With massive computer power you could use these pixel arrays in LOS obstacle detection. The fact is that the building in D4 is a 4 cornered box. So we need to reduce the data set to a convex hull which encloses the outline of the building for SL LOS purposes.

There are probably a lot of ways to do this. I divided the edge arrays into 4 quadrants.

Then find the extremal points of the data set. These are the points with minimum/maximum x and minimum and maximum y
These provide the basic points upon which to construct the convex hull. The convex hull cannot go beyond these points.

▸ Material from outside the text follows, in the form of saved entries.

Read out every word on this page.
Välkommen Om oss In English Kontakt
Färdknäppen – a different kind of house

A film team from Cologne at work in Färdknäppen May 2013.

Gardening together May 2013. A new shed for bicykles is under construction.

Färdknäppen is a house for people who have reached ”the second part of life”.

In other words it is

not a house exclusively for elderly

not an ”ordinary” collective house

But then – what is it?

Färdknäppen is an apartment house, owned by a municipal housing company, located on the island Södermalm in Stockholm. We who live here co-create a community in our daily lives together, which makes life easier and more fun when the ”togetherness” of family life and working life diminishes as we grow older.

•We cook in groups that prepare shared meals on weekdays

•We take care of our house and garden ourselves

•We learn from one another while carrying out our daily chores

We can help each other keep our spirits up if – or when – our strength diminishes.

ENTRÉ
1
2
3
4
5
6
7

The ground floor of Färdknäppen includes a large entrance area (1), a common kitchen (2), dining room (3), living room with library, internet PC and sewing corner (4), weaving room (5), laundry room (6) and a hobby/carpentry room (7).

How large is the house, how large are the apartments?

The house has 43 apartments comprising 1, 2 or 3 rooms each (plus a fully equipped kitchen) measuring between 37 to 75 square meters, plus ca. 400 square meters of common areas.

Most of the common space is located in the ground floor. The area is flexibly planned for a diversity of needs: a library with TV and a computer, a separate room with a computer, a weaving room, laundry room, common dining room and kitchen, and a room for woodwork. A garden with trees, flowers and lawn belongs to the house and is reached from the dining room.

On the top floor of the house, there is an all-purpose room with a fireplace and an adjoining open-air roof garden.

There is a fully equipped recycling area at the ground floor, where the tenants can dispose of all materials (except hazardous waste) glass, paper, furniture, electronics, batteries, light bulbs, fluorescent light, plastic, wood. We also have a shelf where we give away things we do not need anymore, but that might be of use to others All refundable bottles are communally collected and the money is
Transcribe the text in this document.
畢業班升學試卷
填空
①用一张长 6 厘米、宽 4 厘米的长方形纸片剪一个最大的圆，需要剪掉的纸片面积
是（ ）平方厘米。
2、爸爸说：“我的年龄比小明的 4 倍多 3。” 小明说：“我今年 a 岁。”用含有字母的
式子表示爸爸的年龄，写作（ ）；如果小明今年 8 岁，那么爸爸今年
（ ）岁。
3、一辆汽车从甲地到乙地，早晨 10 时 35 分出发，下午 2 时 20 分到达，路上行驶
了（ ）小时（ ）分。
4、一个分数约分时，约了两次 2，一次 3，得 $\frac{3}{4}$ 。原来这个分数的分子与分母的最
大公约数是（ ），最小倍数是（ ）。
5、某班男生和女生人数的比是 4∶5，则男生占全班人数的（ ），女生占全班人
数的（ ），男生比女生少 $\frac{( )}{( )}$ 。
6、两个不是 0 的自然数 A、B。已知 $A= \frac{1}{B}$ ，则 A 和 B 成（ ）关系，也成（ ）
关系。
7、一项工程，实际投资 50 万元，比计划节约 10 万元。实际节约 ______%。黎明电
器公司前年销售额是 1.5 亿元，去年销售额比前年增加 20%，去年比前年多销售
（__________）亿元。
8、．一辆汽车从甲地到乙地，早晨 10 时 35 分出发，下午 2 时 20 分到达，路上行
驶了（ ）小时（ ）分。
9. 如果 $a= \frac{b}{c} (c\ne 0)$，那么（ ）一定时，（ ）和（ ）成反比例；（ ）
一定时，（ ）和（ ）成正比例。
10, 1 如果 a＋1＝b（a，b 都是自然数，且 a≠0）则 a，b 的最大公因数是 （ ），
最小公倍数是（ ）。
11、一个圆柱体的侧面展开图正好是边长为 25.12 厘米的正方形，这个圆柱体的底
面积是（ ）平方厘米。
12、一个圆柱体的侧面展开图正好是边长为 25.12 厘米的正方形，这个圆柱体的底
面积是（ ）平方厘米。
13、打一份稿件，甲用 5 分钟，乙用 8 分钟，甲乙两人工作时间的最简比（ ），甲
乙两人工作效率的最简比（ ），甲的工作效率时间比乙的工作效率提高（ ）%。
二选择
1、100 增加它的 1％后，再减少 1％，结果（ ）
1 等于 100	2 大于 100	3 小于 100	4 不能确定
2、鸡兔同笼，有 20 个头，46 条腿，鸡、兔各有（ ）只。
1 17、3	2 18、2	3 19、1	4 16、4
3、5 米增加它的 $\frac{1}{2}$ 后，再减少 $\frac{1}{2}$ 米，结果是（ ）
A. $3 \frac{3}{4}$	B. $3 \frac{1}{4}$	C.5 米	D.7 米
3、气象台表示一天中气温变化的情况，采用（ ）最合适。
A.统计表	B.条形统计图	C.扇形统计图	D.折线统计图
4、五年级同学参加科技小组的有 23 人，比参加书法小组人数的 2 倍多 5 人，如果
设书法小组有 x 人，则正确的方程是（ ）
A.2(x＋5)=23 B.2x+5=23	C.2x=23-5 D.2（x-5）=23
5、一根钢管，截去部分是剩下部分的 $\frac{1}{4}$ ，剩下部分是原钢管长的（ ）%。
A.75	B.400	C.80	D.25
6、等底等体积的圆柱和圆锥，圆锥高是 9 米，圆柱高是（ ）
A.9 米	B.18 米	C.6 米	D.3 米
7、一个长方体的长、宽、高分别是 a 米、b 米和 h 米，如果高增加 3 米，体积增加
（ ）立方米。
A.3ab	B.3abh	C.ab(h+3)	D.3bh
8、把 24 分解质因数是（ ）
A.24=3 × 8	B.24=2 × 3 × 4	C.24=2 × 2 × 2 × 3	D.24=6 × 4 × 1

Now for the hard part as each quadrant works differently and screen y coordinates are upside down!
Working in quadrant 1 find the gradient (actually raw Δx, Δy values are safer) of the line joining the start of the quadrant to the end of the quadrant. In quadrant 1 any point 'inside' the line joining start to end can be ignored. Any point 'outside' the line must be added to the hull and it become a the new start for the line until the end is reached.

At the end of this process you have an array of xy coordinates which chart the SL LOS convex hull which surrounds the obstacle.
In practice internal boundaries of multi hex buildings and woods need a small spur adding to prevent shots through the building.

I then use the hull vertices to generate the hull edges which I then check against the LOS line.

To scan a map I usually do buildings, woods, hills, wheatfields etc. in order of increasing RGB product.